Just paid a buttload of money to the Doctor's office.  Bastards.  Geesh.  x___X   So much money!!!  At least I'm making progress and now starting to see results, thank God!

Well, I guess that's it for now.  I'm really tired, so I'll write more on Saturday or something.  Night!!
 
 
Current Location: Bedroom like usual
Current Mood: sleepy
Current Music: Major Tom -Don't know the band. =(
 
 
red_rose_lover
30 September 2008 @ 22:35
Ok, as everyone knows I am kindda screwed up right now.  I went to the psychiatrist today and found out that what I thought I had was just the tip of the iceberg.   It turns out that I am Bi Polar and am in need of a Mood Stabalizer Drug, not depressed like I originally thought.  I got my perscription today and will be filling (and starting it) tomorrow.  The psych said that my moods and actions on the anti-depressants reflect just how bi-polar I am.  She said that in my case the anti-depressants will work for 2 months and then stop because they aren't giving me the medication that I need.  Which luckily explains all the fatigue, insomnia, apathy, nausia, etc that I've been dealing with.  On the mood stabilizers I should level out again.

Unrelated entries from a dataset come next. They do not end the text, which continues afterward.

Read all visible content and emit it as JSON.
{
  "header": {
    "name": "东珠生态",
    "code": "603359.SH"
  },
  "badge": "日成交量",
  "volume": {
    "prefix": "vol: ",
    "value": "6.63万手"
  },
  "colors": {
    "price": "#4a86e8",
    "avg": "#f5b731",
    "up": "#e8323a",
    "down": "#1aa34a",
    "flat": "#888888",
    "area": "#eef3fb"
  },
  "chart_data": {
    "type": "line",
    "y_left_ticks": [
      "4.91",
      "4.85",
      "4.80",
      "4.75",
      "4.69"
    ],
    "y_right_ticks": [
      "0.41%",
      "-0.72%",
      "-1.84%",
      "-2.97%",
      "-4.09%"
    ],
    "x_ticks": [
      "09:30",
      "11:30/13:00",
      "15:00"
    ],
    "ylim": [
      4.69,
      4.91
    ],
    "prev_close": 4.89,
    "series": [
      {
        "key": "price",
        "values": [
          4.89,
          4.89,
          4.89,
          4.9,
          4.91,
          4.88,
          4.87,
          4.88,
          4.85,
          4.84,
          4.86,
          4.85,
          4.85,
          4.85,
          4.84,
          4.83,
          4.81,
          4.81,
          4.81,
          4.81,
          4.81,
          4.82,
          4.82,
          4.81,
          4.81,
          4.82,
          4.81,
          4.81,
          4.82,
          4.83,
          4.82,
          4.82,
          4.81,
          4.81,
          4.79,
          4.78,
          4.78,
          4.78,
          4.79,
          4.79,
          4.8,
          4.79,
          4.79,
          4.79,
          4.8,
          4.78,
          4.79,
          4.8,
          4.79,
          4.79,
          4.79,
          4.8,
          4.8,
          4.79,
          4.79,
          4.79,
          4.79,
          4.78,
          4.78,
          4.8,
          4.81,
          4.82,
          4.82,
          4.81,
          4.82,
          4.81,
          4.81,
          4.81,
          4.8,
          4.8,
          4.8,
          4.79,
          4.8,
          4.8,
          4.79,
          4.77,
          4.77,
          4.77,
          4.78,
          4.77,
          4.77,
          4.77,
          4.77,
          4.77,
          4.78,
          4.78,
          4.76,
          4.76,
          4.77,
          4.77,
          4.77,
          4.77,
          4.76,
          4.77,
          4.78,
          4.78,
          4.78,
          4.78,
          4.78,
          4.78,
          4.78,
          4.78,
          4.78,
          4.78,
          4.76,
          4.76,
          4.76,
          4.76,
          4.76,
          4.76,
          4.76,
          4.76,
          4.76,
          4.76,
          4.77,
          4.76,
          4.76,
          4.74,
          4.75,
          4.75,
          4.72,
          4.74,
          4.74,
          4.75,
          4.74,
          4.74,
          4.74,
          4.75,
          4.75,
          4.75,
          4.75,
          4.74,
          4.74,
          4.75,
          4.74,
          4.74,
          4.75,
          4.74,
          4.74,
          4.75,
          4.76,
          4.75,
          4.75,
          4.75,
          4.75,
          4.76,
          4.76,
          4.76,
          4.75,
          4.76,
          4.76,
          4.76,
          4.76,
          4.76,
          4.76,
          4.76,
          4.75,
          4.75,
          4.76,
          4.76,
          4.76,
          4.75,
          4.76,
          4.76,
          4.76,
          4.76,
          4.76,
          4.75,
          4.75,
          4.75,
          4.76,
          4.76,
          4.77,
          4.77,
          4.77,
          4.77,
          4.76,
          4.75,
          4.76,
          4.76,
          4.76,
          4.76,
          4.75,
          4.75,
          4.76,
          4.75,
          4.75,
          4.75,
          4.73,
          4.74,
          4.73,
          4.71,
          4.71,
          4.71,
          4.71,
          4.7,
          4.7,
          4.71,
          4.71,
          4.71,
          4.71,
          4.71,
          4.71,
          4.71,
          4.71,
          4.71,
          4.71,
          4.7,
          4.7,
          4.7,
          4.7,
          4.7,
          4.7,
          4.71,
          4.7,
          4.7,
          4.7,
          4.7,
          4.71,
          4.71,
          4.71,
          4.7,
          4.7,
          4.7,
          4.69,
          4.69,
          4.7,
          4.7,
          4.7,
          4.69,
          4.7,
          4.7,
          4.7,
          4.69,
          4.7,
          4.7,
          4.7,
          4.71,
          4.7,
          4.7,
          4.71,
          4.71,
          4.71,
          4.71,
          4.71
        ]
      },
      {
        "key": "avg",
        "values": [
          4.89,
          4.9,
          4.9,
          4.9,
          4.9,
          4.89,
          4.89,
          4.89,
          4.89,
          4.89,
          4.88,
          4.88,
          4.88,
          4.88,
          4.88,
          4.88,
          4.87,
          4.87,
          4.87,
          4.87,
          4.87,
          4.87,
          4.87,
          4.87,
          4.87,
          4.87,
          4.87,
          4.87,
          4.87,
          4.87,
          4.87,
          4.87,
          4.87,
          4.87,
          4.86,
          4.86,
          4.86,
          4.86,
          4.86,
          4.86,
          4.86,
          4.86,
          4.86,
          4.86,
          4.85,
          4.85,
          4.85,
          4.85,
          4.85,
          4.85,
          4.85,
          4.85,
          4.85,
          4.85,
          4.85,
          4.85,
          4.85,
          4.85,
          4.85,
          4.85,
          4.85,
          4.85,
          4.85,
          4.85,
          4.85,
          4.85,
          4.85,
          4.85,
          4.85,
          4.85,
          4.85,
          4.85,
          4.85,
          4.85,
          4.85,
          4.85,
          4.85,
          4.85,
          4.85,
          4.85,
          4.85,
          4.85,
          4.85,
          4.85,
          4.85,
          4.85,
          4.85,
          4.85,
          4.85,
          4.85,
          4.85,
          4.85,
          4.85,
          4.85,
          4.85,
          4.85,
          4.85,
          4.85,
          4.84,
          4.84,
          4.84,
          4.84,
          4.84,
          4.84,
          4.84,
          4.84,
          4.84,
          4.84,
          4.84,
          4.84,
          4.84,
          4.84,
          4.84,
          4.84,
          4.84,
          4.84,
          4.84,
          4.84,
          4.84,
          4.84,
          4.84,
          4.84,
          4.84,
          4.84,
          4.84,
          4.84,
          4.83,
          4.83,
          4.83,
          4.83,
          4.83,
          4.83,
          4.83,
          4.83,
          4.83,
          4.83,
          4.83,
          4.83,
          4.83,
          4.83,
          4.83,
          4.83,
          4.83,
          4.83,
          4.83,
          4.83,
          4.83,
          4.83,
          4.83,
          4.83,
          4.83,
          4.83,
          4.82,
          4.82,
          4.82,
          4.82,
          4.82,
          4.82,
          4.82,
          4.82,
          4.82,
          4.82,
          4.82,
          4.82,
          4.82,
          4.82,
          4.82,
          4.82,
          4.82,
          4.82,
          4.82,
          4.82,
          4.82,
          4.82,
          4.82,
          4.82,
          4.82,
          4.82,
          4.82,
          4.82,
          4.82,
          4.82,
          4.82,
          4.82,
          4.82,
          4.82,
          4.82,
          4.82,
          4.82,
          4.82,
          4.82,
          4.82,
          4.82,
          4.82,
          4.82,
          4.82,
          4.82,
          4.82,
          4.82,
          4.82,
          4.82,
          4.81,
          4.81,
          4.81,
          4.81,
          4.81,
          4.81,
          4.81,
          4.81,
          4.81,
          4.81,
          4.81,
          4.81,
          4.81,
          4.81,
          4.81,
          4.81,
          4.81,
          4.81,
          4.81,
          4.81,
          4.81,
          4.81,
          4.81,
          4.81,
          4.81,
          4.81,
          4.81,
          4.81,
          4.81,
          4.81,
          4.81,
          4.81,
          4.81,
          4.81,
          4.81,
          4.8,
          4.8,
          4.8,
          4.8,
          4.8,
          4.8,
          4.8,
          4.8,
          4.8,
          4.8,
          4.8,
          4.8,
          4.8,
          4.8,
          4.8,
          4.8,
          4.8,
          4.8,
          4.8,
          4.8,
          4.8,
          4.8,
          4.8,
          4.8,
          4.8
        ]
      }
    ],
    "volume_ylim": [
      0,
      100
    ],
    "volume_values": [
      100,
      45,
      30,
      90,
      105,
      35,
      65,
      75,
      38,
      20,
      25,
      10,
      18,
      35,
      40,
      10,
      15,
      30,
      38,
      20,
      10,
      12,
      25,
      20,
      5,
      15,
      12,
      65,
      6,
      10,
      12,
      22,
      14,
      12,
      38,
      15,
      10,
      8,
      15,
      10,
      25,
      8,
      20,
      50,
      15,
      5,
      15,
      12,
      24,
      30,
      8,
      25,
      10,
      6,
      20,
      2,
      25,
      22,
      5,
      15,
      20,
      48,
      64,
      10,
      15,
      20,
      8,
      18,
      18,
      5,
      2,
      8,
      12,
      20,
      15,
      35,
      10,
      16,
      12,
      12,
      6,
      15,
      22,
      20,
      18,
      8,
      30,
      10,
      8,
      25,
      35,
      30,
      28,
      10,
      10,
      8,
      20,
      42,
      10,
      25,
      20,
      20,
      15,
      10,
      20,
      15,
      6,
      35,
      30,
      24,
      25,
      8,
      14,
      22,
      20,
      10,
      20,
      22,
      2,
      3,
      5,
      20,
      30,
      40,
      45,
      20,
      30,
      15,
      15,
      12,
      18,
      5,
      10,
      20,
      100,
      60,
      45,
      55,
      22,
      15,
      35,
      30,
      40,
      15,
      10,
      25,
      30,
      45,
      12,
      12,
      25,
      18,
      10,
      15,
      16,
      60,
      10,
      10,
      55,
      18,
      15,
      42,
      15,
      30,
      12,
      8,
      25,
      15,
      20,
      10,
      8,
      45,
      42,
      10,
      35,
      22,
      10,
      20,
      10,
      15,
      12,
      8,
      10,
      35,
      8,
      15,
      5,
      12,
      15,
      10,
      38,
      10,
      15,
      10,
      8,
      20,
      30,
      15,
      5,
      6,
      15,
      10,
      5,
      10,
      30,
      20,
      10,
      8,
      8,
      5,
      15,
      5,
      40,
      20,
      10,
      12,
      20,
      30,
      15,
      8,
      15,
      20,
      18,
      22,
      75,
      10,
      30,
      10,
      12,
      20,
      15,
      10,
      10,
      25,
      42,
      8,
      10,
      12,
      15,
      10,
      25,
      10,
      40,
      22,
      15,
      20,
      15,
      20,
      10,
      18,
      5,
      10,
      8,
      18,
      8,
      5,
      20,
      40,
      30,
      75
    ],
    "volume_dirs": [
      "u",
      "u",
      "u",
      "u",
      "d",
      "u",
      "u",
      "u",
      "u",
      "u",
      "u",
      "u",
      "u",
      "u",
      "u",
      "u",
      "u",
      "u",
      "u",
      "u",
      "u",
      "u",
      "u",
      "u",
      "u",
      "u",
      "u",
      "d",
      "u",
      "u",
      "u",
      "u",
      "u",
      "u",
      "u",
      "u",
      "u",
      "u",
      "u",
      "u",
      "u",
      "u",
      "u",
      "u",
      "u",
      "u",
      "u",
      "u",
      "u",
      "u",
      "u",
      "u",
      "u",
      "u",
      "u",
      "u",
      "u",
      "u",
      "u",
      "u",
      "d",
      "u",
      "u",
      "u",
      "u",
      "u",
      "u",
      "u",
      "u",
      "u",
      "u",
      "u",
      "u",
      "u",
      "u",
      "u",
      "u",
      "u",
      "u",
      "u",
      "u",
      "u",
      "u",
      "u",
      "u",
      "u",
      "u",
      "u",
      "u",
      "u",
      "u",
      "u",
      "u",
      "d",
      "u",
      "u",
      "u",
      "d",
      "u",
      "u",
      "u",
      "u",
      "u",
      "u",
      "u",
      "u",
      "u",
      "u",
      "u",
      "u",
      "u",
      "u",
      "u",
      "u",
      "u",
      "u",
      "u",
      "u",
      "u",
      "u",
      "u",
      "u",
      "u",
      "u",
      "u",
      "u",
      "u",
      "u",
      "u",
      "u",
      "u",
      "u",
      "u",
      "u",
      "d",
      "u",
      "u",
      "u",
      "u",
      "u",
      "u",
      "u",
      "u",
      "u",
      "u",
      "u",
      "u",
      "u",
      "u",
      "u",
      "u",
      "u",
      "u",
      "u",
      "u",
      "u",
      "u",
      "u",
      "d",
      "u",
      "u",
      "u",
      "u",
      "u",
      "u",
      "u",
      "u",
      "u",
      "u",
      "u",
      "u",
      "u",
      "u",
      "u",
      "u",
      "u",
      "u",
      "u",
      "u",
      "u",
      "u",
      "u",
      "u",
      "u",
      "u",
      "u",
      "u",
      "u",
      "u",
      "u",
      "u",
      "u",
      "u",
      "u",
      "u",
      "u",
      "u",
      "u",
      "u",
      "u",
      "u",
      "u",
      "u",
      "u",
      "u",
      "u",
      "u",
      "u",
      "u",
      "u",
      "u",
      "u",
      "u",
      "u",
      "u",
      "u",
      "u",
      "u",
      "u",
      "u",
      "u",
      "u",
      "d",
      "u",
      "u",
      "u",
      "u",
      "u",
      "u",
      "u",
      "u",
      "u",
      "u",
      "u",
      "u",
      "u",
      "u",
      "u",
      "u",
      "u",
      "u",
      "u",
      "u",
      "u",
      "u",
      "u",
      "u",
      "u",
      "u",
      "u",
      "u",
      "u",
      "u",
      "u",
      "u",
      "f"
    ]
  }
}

My visits to the therapist have helped a lot too.  Next week we're starting on my self esteem problems.  She said that I have to draw up a self esteem chart. =/  I have no idea what that is.  She said I have to come up with something good about myself that I haven't thought of yet.  When she asked me one good thing about myself, I told her that I have a great personality.  She agreed and said that I was off to a good start.   So, now I need to figure out something else good about myself.  Could be anything.  You guys have any ideas? =P Yeah, didn't think so. *wink*

I've been checking out the bento box community link and really like what I am seeing.  I think I'm gonna buy some stuff on ebay and make them myself.  They look like a lot of fun. ^_^

That's all for now folks! *BIG HUGS*

~Cara
 
 
Current Location: bedroom
Current Mood: cold, like it's freezing
Current Music: oops, forgot to put some on
 
 
red_rose_lover
22 September 2008 @ 19:10
Now Begins a new day.  I have decided to retire my old LJ and start this one.  Not sure if I wanna give it out or not.  May just keep it my own, at least for now.